In response to the news that Russian government hackers penetrated the Democratic National Committee (D.N.C), the security experts commented below.
Adam Laub, Sr VP of Product Marketing at STEALTHbits Technologies:
“Political stances and consequences aside, this situation highlights the inherent dangers of “Shadow IT” whereby end users or business units within an organization leverage technology outside the purview and control of IT Administration and Security staff. As if talent isn’t scarce enough to protect the systems, applications, and data that organizations know about, there was simply no opportunity to secure this information at all, because no one capable of implementing safeguards was aware of its existence.
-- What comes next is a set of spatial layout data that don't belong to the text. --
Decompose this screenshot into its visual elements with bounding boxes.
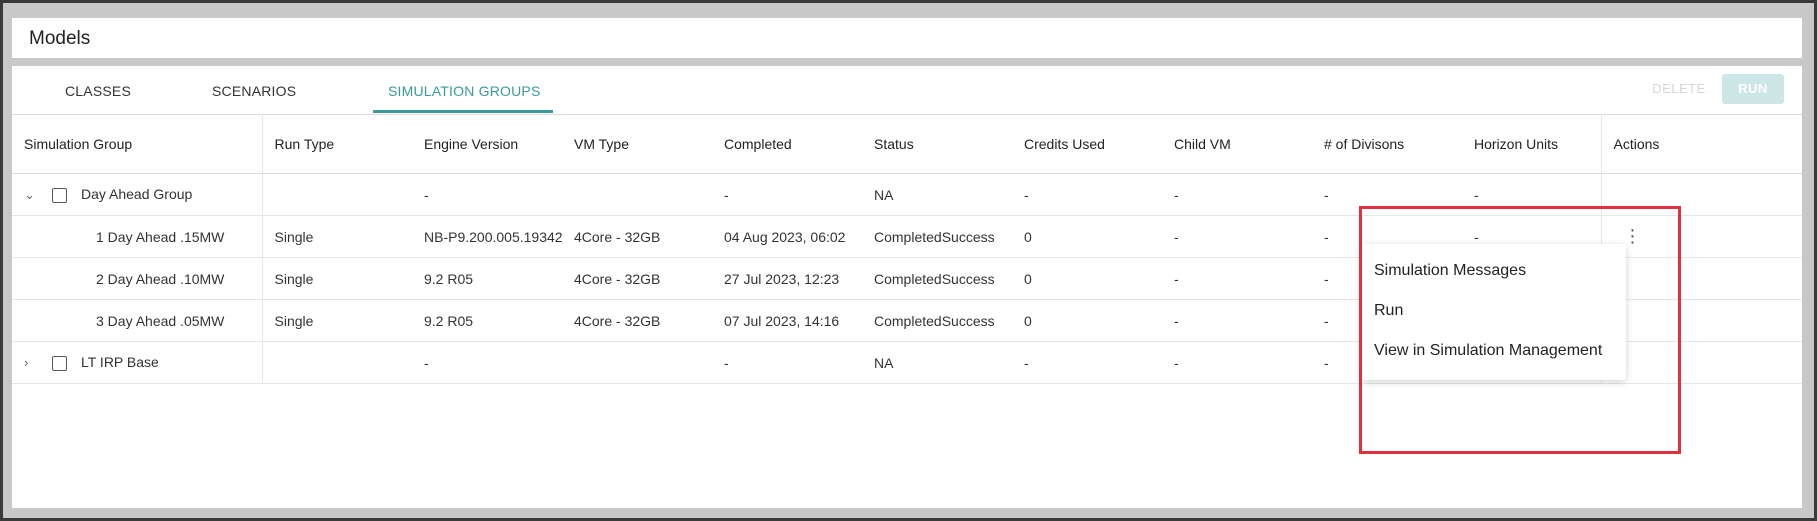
completed-cell: 04 Aug 2023, 06:02 (712, 215, 862, 258)
credits-cell: 0 (1012, 299, 1162, 342)
col-header-actions: Actions (1601, 114, 1802, 174)
tab-scenarios[interactable]: SCENARIOS (212, 83, 296, 99)
vm-type-cell: 4Core - 32GB (562, 215, 712, 258)
group-name-cell: ⌄ Day Ahead Group (12, 173, 263, 216)
col-header-horizon-units[interactable]: Horizon Units (1462, 114, 1602, 174)
credits-cell: - (1012, 173, 1162, 216)
annotation-highlight-box (1359, 206, 1681, 454)
credits-cell: - (1012, 341, 1162, 384)
status-cell: NA (862, 341, 1012, 384)
run-type-cell: Single (262, 215, 412, 258)
completed-cell: - (712, 341, 862, 384)
active-tab-indicator (373, 110, 553, 113)
row-checkbox[interactable] (52, 187, 67, 203)
table-header-row: Simulation Group Run Type Engine Version… (12, 114, 1802, 174)
engine-version-cell: 9.2 R05 (412, 257, 562, 300)
chevron-down-icon[interactable]: ⌄ (24, 187, 40, 203)
delete-button[interactable]: DELETE (1646, 74, 1712, 104)
status-cell: CompletedSuccess (862, 299, 1012, 342)
group-name: Day Ahead Group (81, 186, 193, 202)
col-header-child-vm[interactable]: Child VM (1162, 114, 1312, 174)
tab-bar: CLASSES SCENARIOS SIMULATION GROUPS DELE… (12, 66, 1802, 115)
status-cell: CompletedSuccess (862, 215, 1012, 258)
col-header-run-type[interactable]: Run Type (262, 114, 412, 174)
credits-cell: 0 (1012, 215, 1162, 258)
col-header-credits-used[interactable]: Credits Used (1012, 114, 1162, 174)
vm-type-cell: 4Core - 32GB (562, 257, 712, 300)
col-header-divisions[interactable]: # of Divisons (1312, 114, 1462, 174)
status-cell: NA (862, 173, 1012, 216)
col-header-engine-version[interactable]: Engine Version (412, 114, 562, 174)
run-type-cell: Single (262, 257, 412, 300)
run-type-cell (262, 173, 412, 216)
engine-version-cell: - (412, 173, 562, 216)
run-type-cell (262, 341, 412, 384)
vm-type-cell (562, 173, 712, 216)
tab-classes[interactable]: CLASSES (65, 83, 131, 99)
child-vm-cell: - (1162, 257, 1312, 300)
group-name: LT IRP Base (81, 354, 159, 371)
vm-type-cell: 4Core - 32GB (562, 299, 712, 342)
col-header-status[interactable]: Status (862, 114, 1012, 174)
col-header-vm-type[interactable]: VM Type (562, 114, 712, 174)
group-name-cell: › LT IRP Base (12, 341, 263, 384)
child-vm-cell: - (1162, 341, 1312, 384)
simulation-name-cell: 3 Day Ahead .05MW (12, 299, 263, 342)
child-vm-cell: - (1162, 299, 1312, 342)
run-button[interactable]: RUN (1722, 74, 1784, 104)
title-bar: Models (12, 18, 1802, 58)
chevron-right-icon[interactable]: › (24, 355, 40, 370)
simulation-name-cell: 1 Day Ahead .15MW (12, 215, 263, 258)
completed-cell: 27 Jul 2023, 12:23 (712, 257, 862, 300)
status-cell: CompletedSuccess (862, 257, 1012, 300)
run-type-cell: Single (262, 299, 412, 342)
completed-cell: - (712, 173, 862, 216)
col-header-simulation-group[interactable]: Simulation Group (12, 114, 263, 174)
completed-cell: 07 Jul 2023, 14:16 (712, 299, 862, 342)
row-checkbox[interactable] (52, 355, 67, 371)
simulation-name-cell: 2 Day Ahead .10MW (12, 257, 263, 300)
engine-version-cell: 9.2 R05 (412, 299, 562, 342)
engine-version-cell: - (412, 341, 562, 384)
child-vm-cell: - (1162, 173, 1312, 216)
page-title: Models (29, 28, 91, 49)
engine-version-cell: NB-P9.200.005.19342 (412, 215, 562, 258)
credits-cell: 0 (1012, 257, 1162, 300)
col-header-completed[interactable]: Completed (712, 114, 862, 174)
vm-type-cell (562, 341, 712, 384)
tab-simulation-groups[interactable]: SIMULATION GROUPS (388, 83, 541, 99)
child-vm-cell: - (1162, 215, 1312, 258)
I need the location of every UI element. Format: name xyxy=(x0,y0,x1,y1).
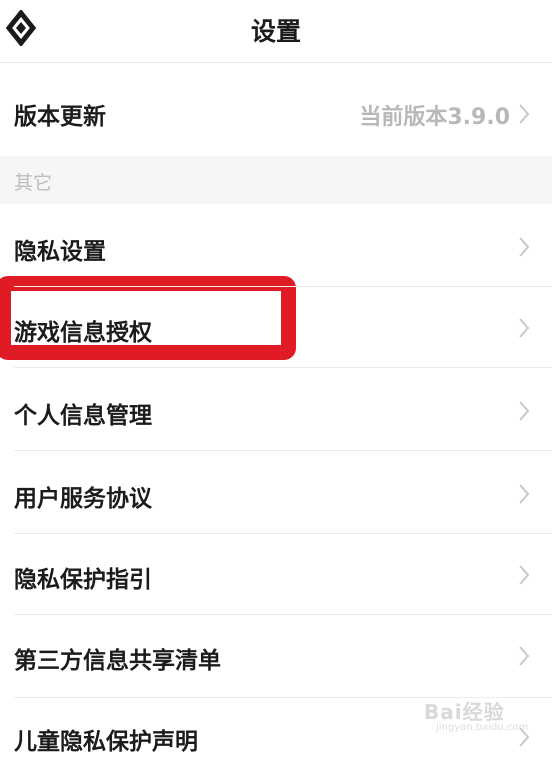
section-header-label: 其它 xyxy=(14,172,53,194)
chevron-right-icon xyxy=(519,565,530,585)
list-item[interactable]: 个人信息管理 xyxy=(0,368,552,450)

Additionally, a major point of discussion through this entire saga has been Secretary Clinton’s use of a private email server, where the word “server” gives the average, non-technical person a feeling of elevated intent to have done wrong. It’s worth noting, however, that the use of a 3rd party email server offering like Gmail or Yahoo, or even a personal instant messaging application like Skype, could have resulted in the same outcome. For those in support of or opposed to Secretary Clinton, the fact of the matter is that the practice of Shadow IT is rampant within institutions both private and public.”
John Gunn, VP of Communications at VASCO Data Security:
“Three thoughts:
“Political organizations do not invest much in IT security as they have few assets worth stealing, so this attack was likely carried out by low-level hackers within the attacking organization.
“The hackers that pose a real threat work for financial gain, and the bigger the gain the bigger the hacking effort. Think of the failed attack on JPMorgan Chase as an unsuccessful attempt on Mt Everest and this hack as a stroll to the corner store.
“The DNC can’t really have anything on Trump that isn’t already somewhere on the internet, and it is hard to imagine that the hack would reveal anything more intriguing than what Trump is already saying almost daily.”
Craig Kensek, security expert, Lastline:
“Paranoia needs to be the watchword for organizations. Given that it’s an election year, major political organizations should have tightened their security or at least hired a firm to assess their security. Look for some quick investments in enhanced security by major political organizations. Someone should send an email to their volunteers to protect their mobiles, as well. The next 24 hours will tell whether the Republican party will use this as another case of a “Democrat” organization lacking appropriate security against threats.”
Ray Rothrock, CEO at RedSeal:
“The DNC’s opposition research is a high value asset that has been compromised by Russian government hackers. In addition to being embarrassing, it should be a wakeup call for every organization, every campaign, that your network is not immune from cyberattack and that your perimeter defenses, your firewalls and virus scans, are not foolproof.
The new cyber battlefield is inside your network; not on the perimeter. To win, you need to put cyber resilience at the top of your priority list. Cyber resilience is the ability to scan, detect, correct and protect your high value assets like the DNC’s opposition research.”
The opinions expressed in this post belong to the individual contributors and do not necessarily reflect the views of Information Security Buzz.